We conducted a prevalence study among Danish men who were born as singletons in 1978–1983 and presented for conscription in 1996–2002. Nearly all men in Denmark are draft-liable and must register with authorities in one of the country's conscription districts. We studied men registered in the fifth conscription district, with jurisdiction primarily over the northern Danish counties of North Jutland and Viborg. During the registration, men report diseases that potentially preclude military service. Draft board physicians verify such reports with health care providers, and men with a verified condition receive exemption from the military duty. Among the remaining men, suitability for the service is determined in a routine evaluation, which includes a medical examination and intelligence testing . Based on this evaluation, additional men may be deemed 'unfit' for the army. All disabilities reported to the draft board are recorded in the conscripts' files using Danish version of International Classification of Diseases Tenth Revision (ICD-10) . We linked the conscription records with the corresponding records in the Danish Medical Birth Registry. The unambiguous individual-level linkage is enabled by a unique identifier that has been assigned to all Danes at birth since 1968 and has since been used in all administrative and health databases .
Our study population comprised men surviving to conscription age. Conscription districts are determined by place of residence at age 18 years, which may differ from place of birth. Thus, the exact birth cohort of boys destined for a given conscription district was unknown, and our study population is best thought of as a prevalence population rather than a cohort.

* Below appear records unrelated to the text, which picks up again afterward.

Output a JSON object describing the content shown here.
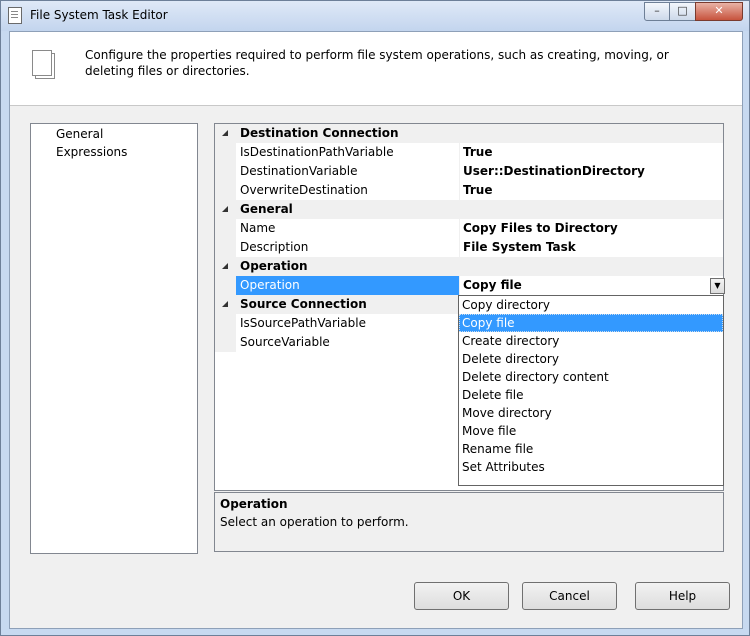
{
  "window": {
    "title": "File System Task Editor",
    "minimize": "–",
    "maximize": "□",
    "close": "✕"
  },
  "header": {
    "description": "Configure the properties required to perform file system operations, such as creating, moving, or deleting files or directories."
  },
  "nav": {
    "items": [
      "General",
      "Expressions"
    ],
    "selected": "General"
  },
  "properties": {
    "destination_connection": "Destination Connection",
    "is_destination_path_variable": {
      "label": "IsDestinationPathVariable",
      "value": "True"
    },
    "destination_variable": {
      "label": "DestinationVariable",
      "value": "User::DestinationDirectory"
    },
    "overwrite_destination": {
      "label": "OverwriteDestination",
      "value": "True"
    },
    "general": "General",
    "name": {
      "label": "Name",
      "value": "Copy Files to Directory"
    },
    "description": {
      "label": "Description",
      "value": "File System Task"
    },
    "operation_cat": "Operation",
    "operation": {
      "label": "Operation",
      "value": "Copy file"
    },
    "source_connection": "Source Connection",
    "is_source_path_variable": {
      "label": "IsSourcePathVariable"
    },
    "source_variable": {
      "label": "SourceVariable"
    }
  },
  "dropdown": {
    "options": [
      "Copy directory",
      "Copy file",
      "Create directory",
      "Delete directory",
      "Delete directory content",
      "Delete file",
      "Move directory",
      "Move file",
      "Rename file",
      "Set Attributes"
    ],
    "selected": "Copy file"
  },
  "help_panel": {
    "title": "Operation",
    "description": "Select an operation to perform."
  },
  "buttons": {
    "ok": "OK",
    "cancel": "Cancel",
    "help": "Help"
  },
  "icons": {
    "app": "document-icon",
    "header": "pages-icon",
    "dropdown_arrow": "chevron-down-icon"
  },
  "colors": {
    "selection": "#3399ff",
    "title_bar": "#c7d9f0"
  }
}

The Danish Medical Birth Registry electronically tracks all births in Denmark since 1973 . The data are entered from birth certificates filled out by midwives, who attend all births. From the Birth Registry, we extracted variables reportable at the time of the conscripts' birth: five-minute Apgar score, maternal age at delivery, marital status, parity; and newborn's birth weight, gestational age, total number of malformations, fetal presentation, and mode of delivery.
Outcomes at conscription
We examined prevalent outcomes recorded at the time of conscription. We defined 'neurologic disability' as a record of a 'disease of the nervous system' in the conscription file (ICD-10 diagnoses G ). We defined 'disqualifying neurologic disability' as having one of the above diagnoses combined with being deemed 'unfit' for the military. Cognitive function was measured by the Boerge Prien test (Danish Børge Prien Prøve, BPP), which has been used for conscription purposes since 1957. It is a 78-item group intelligence test with four subscales (letter matrices, verbal analogies, number sequences, and geometric figures) and a single final score, recorded as the number of correctly answered items (range 0–78) . BPP scores are strongly correlated with conventional intelligence-test scores (e.g., correlation of 0.82 with the Wechsler Adult Intelligence Scale ). For comparison with other studies, we converted Boerge Prien scores to the more conventional intelligence quotient (IQ) scale (mean = 100, standard deviation = 15 ) and examined distributions of the converted BPP scores and prevalence of low cognitive function, which we defined as a score in the bottom quartile.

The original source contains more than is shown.